Kurssturz bei Aktien – kein Grund zur Panik!
Die Aktienkurse weltweit stehen unter Druck, vor allem das steigende Zinsniveau verunsichert viele Marktteilnehmer. Warum das Umfeld für Aktien jedoch insgesamt positiv bleibt, weiß Ulrich Stephan.
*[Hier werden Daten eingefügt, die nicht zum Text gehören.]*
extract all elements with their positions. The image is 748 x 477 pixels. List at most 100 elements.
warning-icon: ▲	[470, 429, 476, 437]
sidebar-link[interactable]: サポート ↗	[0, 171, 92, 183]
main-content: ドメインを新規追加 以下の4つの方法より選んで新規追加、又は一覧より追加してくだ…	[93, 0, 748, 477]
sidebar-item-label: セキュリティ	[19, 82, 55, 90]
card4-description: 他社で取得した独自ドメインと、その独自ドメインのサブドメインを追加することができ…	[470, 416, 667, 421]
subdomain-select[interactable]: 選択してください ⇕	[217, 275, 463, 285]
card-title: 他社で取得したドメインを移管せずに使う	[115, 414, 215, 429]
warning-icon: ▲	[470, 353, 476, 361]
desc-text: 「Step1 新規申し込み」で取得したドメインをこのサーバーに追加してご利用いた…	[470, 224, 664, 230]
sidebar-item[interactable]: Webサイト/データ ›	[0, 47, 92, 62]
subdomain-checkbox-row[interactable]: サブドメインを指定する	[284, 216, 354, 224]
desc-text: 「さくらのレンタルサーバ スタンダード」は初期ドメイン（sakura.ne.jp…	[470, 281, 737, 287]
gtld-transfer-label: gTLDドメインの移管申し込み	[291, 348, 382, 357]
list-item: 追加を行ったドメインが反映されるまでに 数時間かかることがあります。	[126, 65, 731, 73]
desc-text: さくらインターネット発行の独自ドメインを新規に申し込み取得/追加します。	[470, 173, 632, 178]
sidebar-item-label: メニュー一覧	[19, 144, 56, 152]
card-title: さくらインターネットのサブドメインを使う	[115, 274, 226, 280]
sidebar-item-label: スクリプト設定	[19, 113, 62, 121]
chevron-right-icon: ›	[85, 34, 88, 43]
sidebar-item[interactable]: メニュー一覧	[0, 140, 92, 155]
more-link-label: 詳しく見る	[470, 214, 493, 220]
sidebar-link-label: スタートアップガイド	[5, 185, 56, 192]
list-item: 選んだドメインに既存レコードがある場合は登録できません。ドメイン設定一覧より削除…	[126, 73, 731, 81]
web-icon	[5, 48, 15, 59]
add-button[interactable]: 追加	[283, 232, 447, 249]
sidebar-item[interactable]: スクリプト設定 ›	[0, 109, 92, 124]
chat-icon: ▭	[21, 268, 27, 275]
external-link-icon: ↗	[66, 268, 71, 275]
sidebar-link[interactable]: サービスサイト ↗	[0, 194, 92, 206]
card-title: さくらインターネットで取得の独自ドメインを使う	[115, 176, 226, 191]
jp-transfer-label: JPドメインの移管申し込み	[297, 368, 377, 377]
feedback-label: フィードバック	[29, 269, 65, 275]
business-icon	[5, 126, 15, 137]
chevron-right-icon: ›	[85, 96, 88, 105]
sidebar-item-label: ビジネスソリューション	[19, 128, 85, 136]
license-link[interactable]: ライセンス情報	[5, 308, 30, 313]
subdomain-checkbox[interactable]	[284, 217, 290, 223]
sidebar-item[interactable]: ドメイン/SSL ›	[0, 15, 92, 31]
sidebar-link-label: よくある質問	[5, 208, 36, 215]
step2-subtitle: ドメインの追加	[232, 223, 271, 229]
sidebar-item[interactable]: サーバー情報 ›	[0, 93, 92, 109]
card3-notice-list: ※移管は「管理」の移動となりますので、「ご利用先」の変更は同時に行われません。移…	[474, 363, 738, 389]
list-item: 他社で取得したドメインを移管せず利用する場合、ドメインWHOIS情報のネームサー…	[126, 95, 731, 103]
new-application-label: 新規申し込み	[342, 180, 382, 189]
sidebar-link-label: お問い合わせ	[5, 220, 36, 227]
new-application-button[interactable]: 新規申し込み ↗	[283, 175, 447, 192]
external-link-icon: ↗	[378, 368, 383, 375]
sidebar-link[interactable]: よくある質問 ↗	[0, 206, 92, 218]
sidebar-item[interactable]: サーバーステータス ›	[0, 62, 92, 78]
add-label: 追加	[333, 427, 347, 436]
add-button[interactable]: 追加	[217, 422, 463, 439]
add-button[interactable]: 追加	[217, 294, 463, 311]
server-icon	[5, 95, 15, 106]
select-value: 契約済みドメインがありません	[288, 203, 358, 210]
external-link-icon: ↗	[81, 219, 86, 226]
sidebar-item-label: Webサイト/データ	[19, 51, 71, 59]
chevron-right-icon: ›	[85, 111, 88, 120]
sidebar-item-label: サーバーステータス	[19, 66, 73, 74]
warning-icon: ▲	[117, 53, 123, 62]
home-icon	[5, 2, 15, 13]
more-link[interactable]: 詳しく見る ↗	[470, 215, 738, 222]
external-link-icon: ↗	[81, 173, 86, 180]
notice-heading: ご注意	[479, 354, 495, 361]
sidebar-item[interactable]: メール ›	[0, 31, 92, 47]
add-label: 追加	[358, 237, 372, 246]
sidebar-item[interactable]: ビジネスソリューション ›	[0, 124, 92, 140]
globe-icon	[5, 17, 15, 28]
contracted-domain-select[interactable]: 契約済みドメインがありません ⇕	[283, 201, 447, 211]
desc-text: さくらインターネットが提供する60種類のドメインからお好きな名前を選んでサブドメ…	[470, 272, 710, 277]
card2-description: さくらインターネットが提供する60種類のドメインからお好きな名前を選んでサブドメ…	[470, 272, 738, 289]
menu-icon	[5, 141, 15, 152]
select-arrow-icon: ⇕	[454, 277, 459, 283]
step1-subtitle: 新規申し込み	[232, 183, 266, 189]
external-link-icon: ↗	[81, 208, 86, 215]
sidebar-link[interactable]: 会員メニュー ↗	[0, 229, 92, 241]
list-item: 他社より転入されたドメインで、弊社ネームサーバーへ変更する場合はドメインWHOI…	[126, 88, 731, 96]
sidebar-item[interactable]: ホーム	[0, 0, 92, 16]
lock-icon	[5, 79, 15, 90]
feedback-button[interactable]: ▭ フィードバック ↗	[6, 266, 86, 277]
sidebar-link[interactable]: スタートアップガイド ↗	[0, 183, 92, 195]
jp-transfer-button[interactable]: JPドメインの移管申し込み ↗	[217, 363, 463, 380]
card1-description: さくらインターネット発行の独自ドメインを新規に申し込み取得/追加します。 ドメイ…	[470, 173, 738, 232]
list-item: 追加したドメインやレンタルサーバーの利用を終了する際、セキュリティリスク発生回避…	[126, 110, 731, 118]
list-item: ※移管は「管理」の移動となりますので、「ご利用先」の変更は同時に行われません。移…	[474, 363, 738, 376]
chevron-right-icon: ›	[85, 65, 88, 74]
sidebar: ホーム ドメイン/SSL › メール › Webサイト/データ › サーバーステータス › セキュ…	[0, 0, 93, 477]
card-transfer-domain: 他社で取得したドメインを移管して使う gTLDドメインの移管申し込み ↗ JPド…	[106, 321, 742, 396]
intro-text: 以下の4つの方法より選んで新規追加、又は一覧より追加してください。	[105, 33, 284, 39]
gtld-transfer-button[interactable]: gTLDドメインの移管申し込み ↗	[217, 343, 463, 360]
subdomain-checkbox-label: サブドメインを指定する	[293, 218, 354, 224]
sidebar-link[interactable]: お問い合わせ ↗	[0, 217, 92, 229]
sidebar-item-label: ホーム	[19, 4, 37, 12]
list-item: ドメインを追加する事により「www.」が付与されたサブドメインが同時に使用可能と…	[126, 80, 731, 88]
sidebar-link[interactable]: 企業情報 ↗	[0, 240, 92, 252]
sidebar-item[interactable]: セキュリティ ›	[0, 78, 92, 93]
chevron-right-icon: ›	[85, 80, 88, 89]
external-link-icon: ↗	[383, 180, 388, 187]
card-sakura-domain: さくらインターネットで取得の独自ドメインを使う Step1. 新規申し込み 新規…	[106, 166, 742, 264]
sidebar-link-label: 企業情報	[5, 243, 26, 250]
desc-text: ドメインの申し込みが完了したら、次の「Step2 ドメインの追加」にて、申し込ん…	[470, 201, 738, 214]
Die Aktienkurse weltweit stehen unter Druck, vor allem das steigende Zinsniveau verunsichert viele Marktteilnehmer. Warum das Umfeld für Aktien jedoch insgesamt positiv bleibt.
Von Ulrich Stephan
Die Aktienmärkte weltweit haben in den vergangenen Tagen zum Teil deutlich an Boden verloren: Der US-amerikanische Leitindex Dow Jones beispielsweise stürzte allein am 5. Februar 2018 um 4,6 Prozent ab und rutschte vom Jahresanfang aus betrachtet ins Minus. Der US-Volatilitätsindex VIX, der die erwartete Schwankungsbreite im Aktienindex S&P 500 beschreibt, hat mit einem Plus von 116 Prozent beziehungsweise 20 Punkten die größte Tagesbewegung überhaupt gezeigt. Zur Wochenmitte hat sich die Situation an den Börsen wieder etwas beruhigt: Die Kurse sind nicht nur in den USA wieder leicht gestiegen, während der VIX nachgegeben hat. Die Nervosität an den Märkten ist jedoch weiterhin hoch, was sich am erneuten Kurssturz an der Wall Street am 8. Februar ablesen lässt: 4,15 Prozent ging es diesmal für den Dow Jones nach unten, der Index notiert deutlich unter 24.000 Punkten. Erst zum Wochenschluss ein Silberstreif: mit einem Tagesplus von 1,3 Prozent kann der Dow Jones zumindest die 24.000er-Marke zurückerobern.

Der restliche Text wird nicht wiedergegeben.